Надо признать: когда перед казнью тиранам связывают какой-то тонкой и жесткой бельевой веревкой руки за спиной, из уст Елены Чаушеску звучит единственная в этом спектакле человеческая фраза. Да, они с мужем готовы к смерти, но протестуют против того, как с ними обращаются. Защищают они не достоинство свое, а — все еще — авторитет. Страх, испытываемый военными, настолько велик, что возникает опасение: вдруг они не смогут исполнить свою скандальную миссию. «Чего вы так боитесь?» — раздается в возникшей сутолоке отчаянный, но не лишенный иронии женский возглас. И, чтобы картина была совсем полной, в последней сцене подает голос и тот, кому говорить уж точно не следовало бы, — оператор. Он из-за своей камеры обращается к врачу; дело происходит уже во дворе. Руки у врача трясутся так сильно, что ему не удается прижать стетоскоп к артерии застреленного Чаушеску. Или хотя бы оттянуть вниз веко: пальцы его не слушаются.
«Подними ему голову. Пускай все у видят, что он мертв».
Врач какое-то мгновение колеблется. Он не уверен, что просьбу оператора следует выполнять. Выйди он из своей роли, сделай то, о чем его просят, — и он прервет ту тысячелетнюю традицию, которая связывает его профессию, пускай последней, тоненькой нитью, с Гиппократом. А значит, окончательно отвергнет моральный закон человечности, подчинившись тому, самому ужасному, к чему принуждает нас диктатура. И — больше нет ничего святого… Врач выполняет просьбу. Приподнимает и показывает нам мертвую голову Николае Чаушеску. Затем все же оттягивает нижнее веко, чтобы мы могли заглянуть в мертвые глаза диктатора.

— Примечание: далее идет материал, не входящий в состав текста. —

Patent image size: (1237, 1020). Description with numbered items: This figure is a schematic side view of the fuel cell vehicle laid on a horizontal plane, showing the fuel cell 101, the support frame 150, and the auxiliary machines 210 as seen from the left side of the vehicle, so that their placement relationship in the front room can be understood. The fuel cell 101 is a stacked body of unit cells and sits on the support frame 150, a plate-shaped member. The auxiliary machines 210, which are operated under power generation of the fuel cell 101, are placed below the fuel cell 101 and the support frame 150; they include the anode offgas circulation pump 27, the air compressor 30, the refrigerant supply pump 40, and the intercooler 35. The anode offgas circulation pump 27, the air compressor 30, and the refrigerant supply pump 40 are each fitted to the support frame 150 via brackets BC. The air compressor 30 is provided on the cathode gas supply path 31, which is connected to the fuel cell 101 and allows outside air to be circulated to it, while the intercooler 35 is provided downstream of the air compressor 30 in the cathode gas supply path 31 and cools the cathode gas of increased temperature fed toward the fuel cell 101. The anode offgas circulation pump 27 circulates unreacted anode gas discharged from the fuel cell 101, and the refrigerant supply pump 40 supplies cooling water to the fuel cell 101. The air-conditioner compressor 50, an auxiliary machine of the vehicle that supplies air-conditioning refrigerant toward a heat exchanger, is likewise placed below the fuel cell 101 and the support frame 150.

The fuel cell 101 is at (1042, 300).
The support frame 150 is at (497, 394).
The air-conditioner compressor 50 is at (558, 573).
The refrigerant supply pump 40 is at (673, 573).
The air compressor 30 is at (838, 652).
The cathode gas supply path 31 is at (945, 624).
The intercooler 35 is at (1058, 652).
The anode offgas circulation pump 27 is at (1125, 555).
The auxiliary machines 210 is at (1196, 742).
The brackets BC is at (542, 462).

Таков тот страшный итог воспитания чувств, с которым мы переносим в новое тысячелетие губительную логику диктатур.
Гражданин мира и козлище
В тот самый день, когда воздушные силы НАТО начали бомбежку военных объектов Югославии, Палата лордов в Лондоне приняла решение, что престарелый Аугусто Пиночет, бывший чилийский диктатор, может быть выдан испанским властям.
Не думаю, что совпадение двух этих событий следует считать не более чем случайностью.

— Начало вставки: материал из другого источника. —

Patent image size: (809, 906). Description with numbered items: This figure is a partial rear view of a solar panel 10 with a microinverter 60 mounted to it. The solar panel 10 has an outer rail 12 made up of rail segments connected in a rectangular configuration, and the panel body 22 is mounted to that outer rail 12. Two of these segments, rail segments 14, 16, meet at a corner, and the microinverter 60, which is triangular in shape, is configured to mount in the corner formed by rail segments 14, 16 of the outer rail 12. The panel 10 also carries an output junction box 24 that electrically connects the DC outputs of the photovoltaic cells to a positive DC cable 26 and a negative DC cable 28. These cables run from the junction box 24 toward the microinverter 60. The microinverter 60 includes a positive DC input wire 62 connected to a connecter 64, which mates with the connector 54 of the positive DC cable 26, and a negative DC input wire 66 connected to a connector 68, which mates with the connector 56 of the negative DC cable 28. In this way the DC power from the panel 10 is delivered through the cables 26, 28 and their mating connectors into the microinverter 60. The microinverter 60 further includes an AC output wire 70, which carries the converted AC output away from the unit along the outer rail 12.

В последнем году двадцатого века определенно что-то надломилось, произошел некий сдвиг, о последствиях и масштабах которого мы едва ли можем что-либо узнать из сводок ежедневных известий.
Лорды приняли решение по вопросу, который вот уже несколько сотен лет волнует здравомыслящую публику, но в котором ни один человек до сих пор не мог разобраться так, чтобы более и сомнений не оставалось. Даже у него самого, у этого человека. Или, можно сказать, у него самого в первую очередь: ведь злодеяния, если их совершили члены твоей семьи, твоя нация, едва ли не каждый — из чувства родственной, племенной солидарности — охотно поймет и простит с самым неподдельным воодушевлением. Однако, попреки племенным обычаям, общепринятым нравственным пожеланием остается все-таки требование, чтобы по отношению к заблуждениям, ошибкам, преступлениям, злодеяниям у нас было не два критерия, а один-единственный. Вопрос это весьма щекотливый, связанный с общей устойчивостью человеческой жизни. Ведь тут нужно согласовать, в душе одной личности, подходы и точки зрения, свойственные и сияющим хрустальными люстрами мраморным залам, и сумрачным соборам, и кипящим энергией биржам, и чванным академиям, и залитым кровью полям сражений, и тихим библиотекам; затем эти подходы и точки зрения нужно согласовать уже между отдельными людьми, в пределах одного государства, чтобы потом наконец можно было унифицировать между государствами.